“You can be very agreeable when you like, and Ben has had enough of me for this time. Tomorrow he will have his work and do very well, but we must try to help him through to-day, because he doesn’t know what to do with himself. Besides, it is just the time to make a good impression on him, while grief for his father softens him and gives us a chance. I like him, and I’m sure he wants to do well; so it is our duty to help him, as there seems to be no one else.”
“Here goes, then. Where is he?” and Thorny stood up, won by his sister’s sweet earnestness, but very doubtful of his own success with the “horsey fellow.”
“Waiting with the chair. Randa has gone on with the hammock. Be a dear boy, and I’ll do as much for you some day.”
“Don’t see how you can be a dear boy. You’re the best sister that ever was, so I’ll love all the scallywags you ask me to.”

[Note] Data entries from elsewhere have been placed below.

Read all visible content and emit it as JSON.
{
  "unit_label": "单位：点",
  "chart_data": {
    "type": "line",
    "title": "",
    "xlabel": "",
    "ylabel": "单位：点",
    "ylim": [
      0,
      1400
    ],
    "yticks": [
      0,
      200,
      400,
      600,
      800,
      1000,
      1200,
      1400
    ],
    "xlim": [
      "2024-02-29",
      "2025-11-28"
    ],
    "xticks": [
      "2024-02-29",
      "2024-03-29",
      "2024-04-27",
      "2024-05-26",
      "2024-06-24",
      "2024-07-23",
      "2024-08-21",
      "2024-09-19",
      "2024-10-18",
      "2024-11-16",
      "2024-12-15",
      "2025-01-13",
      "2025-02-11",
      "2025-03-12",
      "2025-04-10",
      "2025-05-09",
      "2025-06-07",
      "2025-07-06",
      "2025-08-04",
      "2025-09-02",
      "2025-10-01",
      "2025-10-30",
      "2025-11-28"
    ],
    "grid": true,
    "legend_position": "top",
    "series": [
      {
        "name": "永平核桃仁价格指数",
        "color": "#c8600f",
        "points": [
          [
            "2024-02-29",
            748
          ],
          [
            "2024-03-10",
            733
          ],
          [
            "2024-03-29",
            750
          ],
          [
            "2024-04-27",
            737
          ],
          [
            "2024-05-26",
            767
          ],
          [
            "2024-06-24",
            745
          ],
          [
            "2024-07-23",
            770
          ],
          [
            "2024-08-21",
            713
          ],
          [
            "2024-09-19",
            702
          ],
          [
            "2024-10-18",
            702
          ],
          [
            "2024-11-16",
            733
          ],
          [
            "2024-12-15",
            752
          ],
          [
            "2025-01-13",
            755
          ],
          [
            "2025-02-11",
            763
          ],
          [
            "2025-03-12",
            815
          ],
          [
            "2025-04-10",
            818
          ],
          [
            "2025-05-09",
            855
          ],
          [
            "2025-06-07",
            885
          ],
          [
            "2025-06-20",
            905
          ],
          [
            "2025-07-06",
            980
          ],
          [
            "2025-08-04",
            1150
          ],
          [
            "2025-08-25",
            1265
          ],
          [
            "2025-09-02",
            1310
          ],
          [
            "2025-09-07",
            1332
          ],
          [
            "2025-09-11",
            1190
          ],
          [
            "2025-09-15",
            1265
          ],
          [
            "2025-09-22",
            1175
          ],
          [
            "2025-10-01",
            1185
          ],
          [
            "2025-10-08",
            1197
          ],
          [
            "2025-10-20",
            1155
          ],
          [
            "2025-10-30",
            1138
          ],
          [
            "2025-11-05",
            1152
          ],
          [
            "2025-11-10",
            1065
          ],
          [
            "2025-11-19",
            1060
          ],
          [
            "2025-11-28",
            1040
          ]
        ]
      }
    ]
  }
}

With a laugh and a kiss, Thorny shambled off to ascend his chariot, good-humoredly saluting his pusher, whom he found sitting on the high rail behind, with his feet on Sanch.
“Drive on, Benjamin. I don’t know the way, so I can’t direct. Don’t spill me out,—that’s all I’ve got to say.”
“All right, sir,”—and away Ben trundled down the long walk that led through the orchard to a little grove of seven pines.
A pleasant spot, for a soft rustle filled the air, a brown carpet of pine-needles, with fallen cones for a pattern, lay under foot, and over the tops of the tall brakes that fringed the knoll one had glimpses of hill and valley, farm-houses and winding river like a silver ribbon through the low green meadows.
“A regular summer house!” said Thorny, surveying it with approval. “What’s the matter, Randa? Wont it go?” he asked, as the stout maid dropped her arms with a puff, after vainly trying to throw the hammock rope over a branch.
“That end went up beautiful, but this one wont; the branches is so high I can’t reach ’em, and I’m no hand at flinging ropes round.”